PMQs #005 - This Country Doesn't Work Anymore
Episode
54 min
Read time
2 min
Topics
Science & Discovery, Economics & Policy, Books & Authors
AI-Generated Summary
Key Takeaways
- ✓Consent withdrawal strategy: Citizens can legally withdraw consent through mass peaceful noncompliance rather than voting, refusing to participate in systems that enable government overreach while staying within legal boundaries to avoid authoritarian crackdown.
- ✓Money creation constraint: Unlimited government borrowing and money printing enables special interest politics and factionalism. Constraining the money printer forces hard choices about resource allocation and prevents politicians from buying power through debt-funded promises.
- ✓Swiss direct democracy model: Switzerland requires 50,000 signatures to trigger referendum on government laws and 100,000 signatures for citizens to propose new laws, creating an anti-federalist check on centralized power that Britain lacks entirely.
- ✓Revolution theory application: Revolutions occur when inequality rises and governments stop listening, creating separation between electorate and power base. Violence undermines legitimacy, so peaceful mass mobilization through legal noncompliance offers sustainable path forward.
What It Covers
Peter McCormack argues Britain's government is fundamentally broken beyond electoral repair, proposing peaceful revolution through mass noncompliance and constitutional constraints on government power, particularly unlimited money creation.
Key Questions Answered
- •Consent withdrawal strategy: Citizens can legally withdraw consent through mass peaceful noncompliance rather than voting, refusing to participate in systems that enable government overreach while staying within legal boundaries to avoid authoritarian crackdown.

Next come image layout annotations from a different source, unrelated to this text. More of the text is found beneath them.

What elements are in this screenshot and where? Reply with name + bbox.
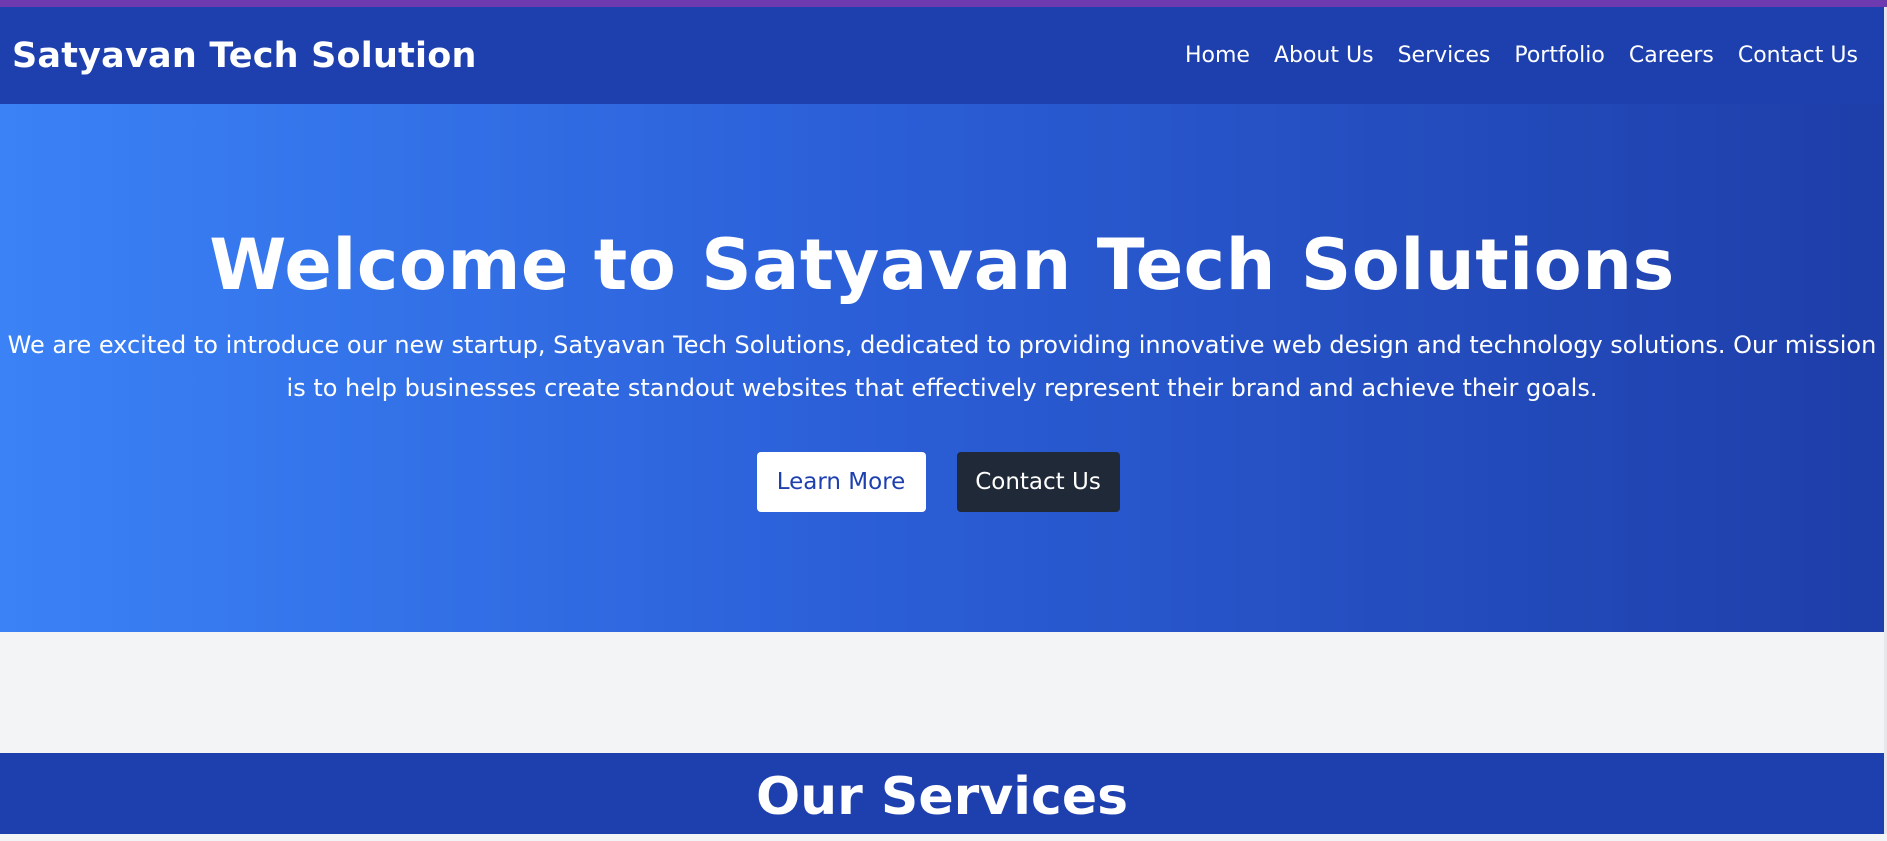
nav-link-home[interactable]: Home — [1185, 43, 1250, 68]
contact-us-button[interactable]: Contact Us — [956, 452, 1120, 512]
services-section: Our Services — [0, 753, 1884, 834]
section-spacer — [0, 632, 1884, 753]
services-title: Our Services — [755, 767, 1129, 827]
top-accent-strip — [0, 0, 1887, 7]
hero-buttons: Learn More Contact Us — [0, 452, 1884, 512]
hero-description: We are excited to introduce our new star… — [7, 331, 1877, 402]
brand-logo-text[interactable]: Satyavan Tech Solution — [12, 36, 477, 76]
nav-link-portfolio[interactable]: Portfolio — [1514, 43, 1605, 68]
nav-links: Home About Us Services Portfolio Careers… — [1161, 43, 1872, 68]
nav-link-careers[interactable]: Careers — [1629, 43, 1714, 68]
learn-more-button[interactable]: Learn More — [756, 452, 926, 512]
hero-title: Welcome to Satyavan Tech Solutions — [209, 224, 1675, 306]
nav-link-services[interactable]: Services — [1398, 43, 1491, 68]
nav-link-about-us[interactable]: About Us — [1274, 43, 1374, 68]
nav-link-contact-us[interactable]: Contact Us — [1738, 43, 1858, 68]
navbar: Satyavan Tech Solution Home About Us Ser… — [0, 7, 1884, 104]
hero-section: Welcome to Satyavan Tech Solutions We ar… — [0, 104, 1884, 632]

- •Money creation constraint: Unlimited government borrowing and money printing enables special interest politics and factionalism. Constraining the money printer forces hard choices about resource allocation and prevents politicians from buying power through debt-funded promises.
- •Swiss direct democracy model: Switzerland requires 50,000 signatures to trigger referendum on government laws and 100,000 signatures for citizens to propose new laws, creating an anti-federalist check on centralized power that Britain lacks entirely.
- •Revolution theory application: Revolutions occur when inequality rises and governments stop listening, creating separation between electorate and power base. Violence undermines legitimacy, so peaceful mass mobilization through legal noncompliance offers sustainable path forward.
Notable Moment
McCormack describes asking people at football matches if their living standards improved under current government or will improve under any future government. The universal answer of no across all scenarios crystallized his belief voting cannot fix systemic dysfunction.
You just read a 3-minute summary of a 51-minute episode.
Get What Bitcoin Did summarized like this every Monday — plus up to 2 more podcasts, free.
Pick Your Podcasts — FreeKeep Reading
More from What Bitcoin Did
#183 - Chris Summerfield - AI, Memory & the Race to Superintelligence
Jun 9 · 76 min
The Prof G Pod
Why People Are Losing Faith in Healthcare
Jun 4
More from What Bitcoin Did
#182 - Julian Jessop - Big Government Broke the Growth Model
Jun 6 · 66 min
Everything Everywhere Daily
What Have the Romans Ever Done for Us?
Jun 3
More from What Bitcoin Did
We summarize every new episode. Want them in your inbox?
#183 - Chris Summerfield - AI, Memory & the Race to Superintelligence
#182 - Julian Jessop - Big Government Broke the Growth Model
#181 - Tom Bilyeu - AI, Bitcoin & the Rigged Economy
#180 - Frank Wright - Reality Is Radicalising People
#179 - Simon Dixon - What Comes After the Black Pill?
Similar Episodes
Related episodes from other podcasts
The Prof G Pod
Jun 4
Why People Are Losing Faith in Healthcare
Everything Everywhere Daily
Jun 3
What Have the Romans Ever Done for Us?
Odd Lots
May 14
Martin Wolf on the 'Terrifying' Superpower That the US Wields
Odd Lots
May 8
Mariana Mazzucato Thinks We Need More Moonshots
The Peter Attia Drive
Apr 27
#389 - Thinking scientifically: why it's hard, why it matters, and a practical toolkit
Explore Related Topics
This podcast is featured in Best Crypto Podcasts (2026) — ranked and reviewed with AI summaries.
You're clearly into What Bitcoin Did.
Every Monday, we deliver AI summaries of the latest episodes from What Bitcoin Did and 192+ other podcasts. Free for up to 3 shows.